As you can see I'm very confused; I would appreciate some help — maybe a good link to read about PostgreSQL and index fillfactor.
FILLFACTOR
With only INSERT and SELECT you should use a FILLFACTOR of 100 for tables (which is the default anyway). There is no point in leaving wiggle room per data page if you are not going to "wiggle" with UPDATEs.
The mechanism behind FILLFACTOR is simple. INSERTs only fill data pages (usually 8 kB blocks) up to the percentage declared by the FILLFACTOR setting. Also, whenever you run VACUUM FULL or CLUSTER on the table, the same wiggle room per block is re-established. Ideally, this allows UPDATE to store new row versions in the same data page, which can provide a substantial performance boost when dealing with lots of UPDATEs. Also beneficial in combination with H.O.T. updates. See:
Redundant data in update statements
Indexes need more wiggle room by design. They have to store new entries at the right position in leaf pages. Once a page is full, a relatively costly "page split" is needed. So indexes tend to bloat more than tables. The default FILLFACTOR for a (default) B-Tree index is 90 (varies per index type). And wiggle room makes sense for just INSERTs, too. The best strategy heavily depends on write patterns.

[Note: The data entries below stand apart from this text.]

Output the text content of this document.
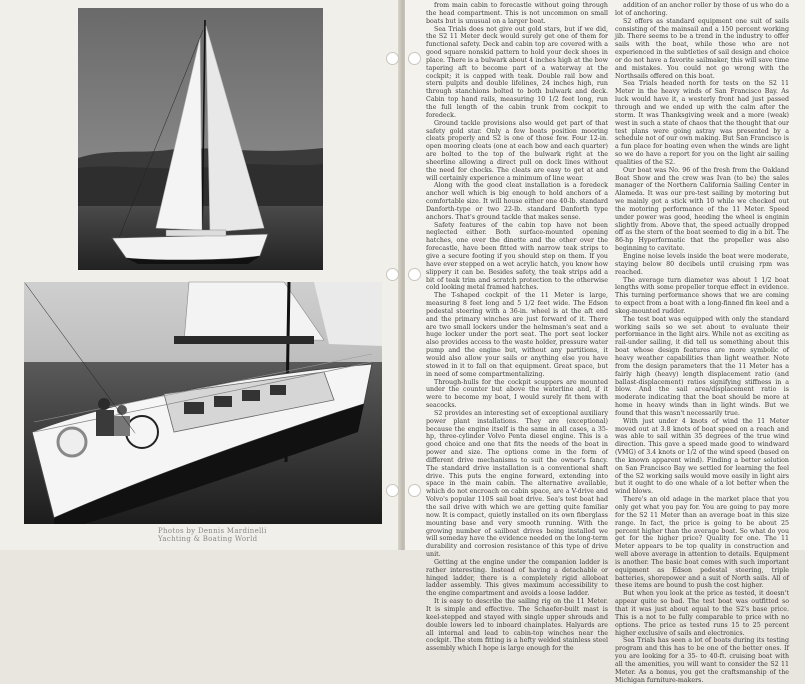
Photos by Dennis Mardinelli
Yachting & Boating World

from main cabin to forecastle without going through the head compartment. This is not uncommon on small boats but is unusual on a larger boat.

Sea Trials does not give out gold stars, but if we did, the S2 11 Meter deck would surely get one of them for functional safety. Deck and cabin top are covered with a good square nonskid pattern to hold your deck shoes in place. There is a bulwark about 4 inches high at the bow tapering aft to become part of a waterway at the cockpit; it is capped with teak. Double rail bow and stern pulpits and double lifelines, 24 inches high, run through stanchions bolted to both bulwark and deck. Cabin top hand rails, measuring 10 1/2 feet long, run the full length of the cabin trunk from cockpit to foredeck.

Ground tackle provisions also would get part of that safety gold star. Only a few boats position mooring cleats properly and S2 is one of those few. Four 12-in. open mooring cleats (one at each bow and each quarter) are bolted to the top of the bulwark right at the sheerline allowing a direct pull on dock lines without the need for chocks. The cleats are easy to get at and will certainly experience a minimum of line wear.

Along with the good cleat installation is a foredeck anchor well which is big enough to hold anchors of a comfortable size. It will house either one 40-lb. standard Danforth-type or two 22-lb. standard Danforth type anchors. That's ground tackle that makes sense.

Safety features of the cabin top have not been neglected either. Both surface-mounted opening hatches, one over the dinette and the other over the forecastle, have been fitted with narrow teak strips to give a secure footing if you should step on them. If you have ever stepped on a wet acrylic hatch, you know how slippery it can be. Besides safety, the teak strips add a bit of teak trim and scratch protection to the otherwise cold looking metal framed hatches.

The T-shaped cockpit of the 11 Meter is large, measuring 8 feet long and 5 1/2 feet wide. The Edson pedestal steering with a 36-in. wheel is at the aft end and the primary winches are just forward of it. There are two small lockers under the helmsman's seat and a huge locker under the port seat. The port seat locker also provides access to the waste holder, pressure water pump and the engine but, without any partitions, it would also allow your sails or anything else you have stowed in it to fall on that equipment. Great space, but in need of some compartmentalizing.

Through-hulls for the cockpit scuppers are mounted under the counter but above the waterline and, if it were to become my boat, I would surely fit them with seacocks.

S2 provides an interesting set of exceptional auxiliary power plant installations. They are (exceptional) because the engine itself is the same in all cases, a 35-hp, three-cylinder Volvo Penta diesel engine. This is a good choice and one that fits the needs of the boat in power and size. The options come in the form of different drive mechanisms to suit the owner's fancy. The standard drive installation is a conventional shaft drive. This puts the engine forward, extending into space in the main cabin. The alternative available, which do not encroach on cabin space, are a V-drive and Volvo's popular 110S sail boat drive. Sea's test boat had the sail drive with which we are getting quite familiar now. It is compact, quietly installed on its own fiberglass mounting base and very smooth running. With the growing number of sailboat drives being installed we will someday have the evidence needed on the long-term durability and corrosion resistance of this type of drive unit.

Getting at the engine under the companion ladder is rather interesting. Instead of having a detachable or hinged ladder, there is a completely rigid alloboat ladder assembly. This gives maximum accessibility to the engine compartment and avoids a loose ladder.

It is easy to describe the sailing rig on the 11 Meter. It is simple and effective. The Schaefer-built mast is keel-stepped and stayed with single upper shrouds and double lowers led to inboard chainplates. Halyards are all internal and lead to cabin-top winches near the cockpit. The stem fitting is a hefty welded stainless steel assembly which I hope is large enough for the

addition of an anchor roller by those of us who do a lot of anchoring.

S2 offers as standard equipment one suit of sails consisting of the mainsail and a 150 percent working jib. There seems to be a trend in the industry to offer sails with the boat, while those who are not experienced in the subtleties of sail design and choice or do not have a favorite sailmaker, this will save time and mistakes. You could not go wrong with the Northsails offered on this boat.

Sea Trials headed north for tests on the S2 11 Meter in the heavy winds of San Francisco Bay. As luck would have it, a westerly front had just passed through and we ended up with the calm after the storm. It was Thanksgiving week and a more (weak) west in such a state of chaos that the thought that our test plans were going astray was presented by a schedule not of our own making. But San Francisco is a fun place for boating even when the winds are light so we do have a report for you on the light air sailing qualities of the S2.

Our boat was No. 96 of the fresh from the Oakland Boat Show and the crew was Ivan (to be) the sales manager of the Northern California Sailing Center in Alameda. It was our pre-test sailing by motoring but we mainly got a stick with 10 while we checked out the motoring performance of the 11 Meter. Speed under power was good, heeding the wheel is enginin slightly from. Above that, the speed actually dropped off as the stern of the boat seemed to dig in a bit. The 86-hp Hyperformatic that the propeller was also beginning to cavitate.

Engine noise levels inside the boat were moderate, staying below 80 decibels until cruising rpm was reached.

The average turn diameter was about 1 1/2 boat lengths with some propeller torque effect in evidence. This turning performance shows that we are coming to expect from a boat with a long-finned fin keel and a skeg-mounted rudder.

The test boat was equipped with only the standard working sails so we set about to evaluate their performance in the light airs. While not as exciting as rail-under sailing, it did tell us something about this boat whose design features are more symbolic of heavy weather capabilities than light weather. Note from the design parameters that the 11 Meter has a fairly high (heavy) length displacement ratio (and ballast-displacement) ratios signifying stiffness in a blow. And the sail area/displacement ratio is moderate indicating that the boat should be more at home in heavy winds than in light winds. But we found that this wasn't necessarily true.

With just under 4 knots of wind the 11 Meter moved out at 3.8 knots of boat speed on a reach and was able to sail within 35 degrees of the true wind direction. This gave a speed made good to windward (VMG) of 3.4 knots or 1/2 of the wind speed (based on the known apparent wind). Finding a better solution on San Francisco Bay we settled for learning the feel of the S2 working sails would move easily in light airs but it ought to do one whale of a lot better when the wind blows.

There's an old adage in the market place that you only get what you pay for. You are going to pay more for the S2 11 Meter than an average boat in this size range. In fact, the price is going to be about 25 percent higher than the average boat. So what do you get for the higher price? Quality for one. The 11 Meter appears to be top quality in construction and well above average in attention to details. Equipment is another. The basic boat comes with such important equipment as Edson pedestal steering, triple batteries, shorepower and a suit of North sails. All of these items are bound to push the cost higher.

But when you look at the price as tested, it doesn't appear quite so bad. The test boat was outfitted so that it was just about equal to the S2's base price. This is a not to be fully comparable to price with no options. The price as tested runs 15 to 25 percent higher exclusive of sails and electronics.

Sea Trials has seen a lot of boats during its testing program and this has to be one of the better ones. If you are looking for a 35- to 40-ft. cruising boat with all the amenities, you will want to consider the S2 11 Meter. As a bonus, you get the craftsmanship of the Michigan furniture-makers.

Example: If new inserts have steadily growing values (typical case for a serial or timestamp column), then there are basically no page-splits, and you might go with FILLFACTOR = 100 (or a bit lower to allows for some noise).
For a random distribution of new values, you might go below the default 90 ...
Basic source of information: the manual for CREATE TABLE and CREATE INDEX.
Other optimization
But you can do something else - since you seem to be a sucker for optimization ... :)
CREATE TABLE dev_transactions(
transaction_id serial PRIMARY KEY
, gateway integer NOT NULL
, moment timestamp NOT NULL
, device integer NOT NULL
, transaction_type smallint NOT NULL
, status smallint NOT NULL
, controller smallint NOT NULL
, token integer
, et_mode character(1)
);
This optimizes your table with regard to data alignment and avoids padding for a typical 64 bit server and saves a few bytes, probably just 8 byte on average - you typically can't squeeze out much with "column tetris":
Calculating and saving space in PostgreSQL
Keep NOT NULL columns at the start of the table for a very small performance bonus.
Your table has 9 columns. The initial ("cost-free") 1-byte NULL bitmap covers 8 columns. The 9th column triggers an additional 8 bytes for the extended NULL bitmap - if there are any NULL values in the row.
If you make et_mode and token NOT NULL, all columns are NOT NULL and there is no NULL bitmap, freeing up 8 bytes per row.
This even works per row if some columns can be NULL. If all fields of the same row have values, there is no NULL bitmap for the row. In your special case, this leads to the paradox that filling in values for et_mode and token can make your storage size smaller or at least stay the same:
Do nullable columns occupy additional space in PostgreSQL?
Basic source of information: the manual on Database Physical Storage.
Compare the size of rows (filled with values) with your original table to get definitive proof:
SELECT pg_column_size(t) FROM dev_transactions t;
(Plus maybe padding between rows, as the next row starts at a multiple of 8 bytes.)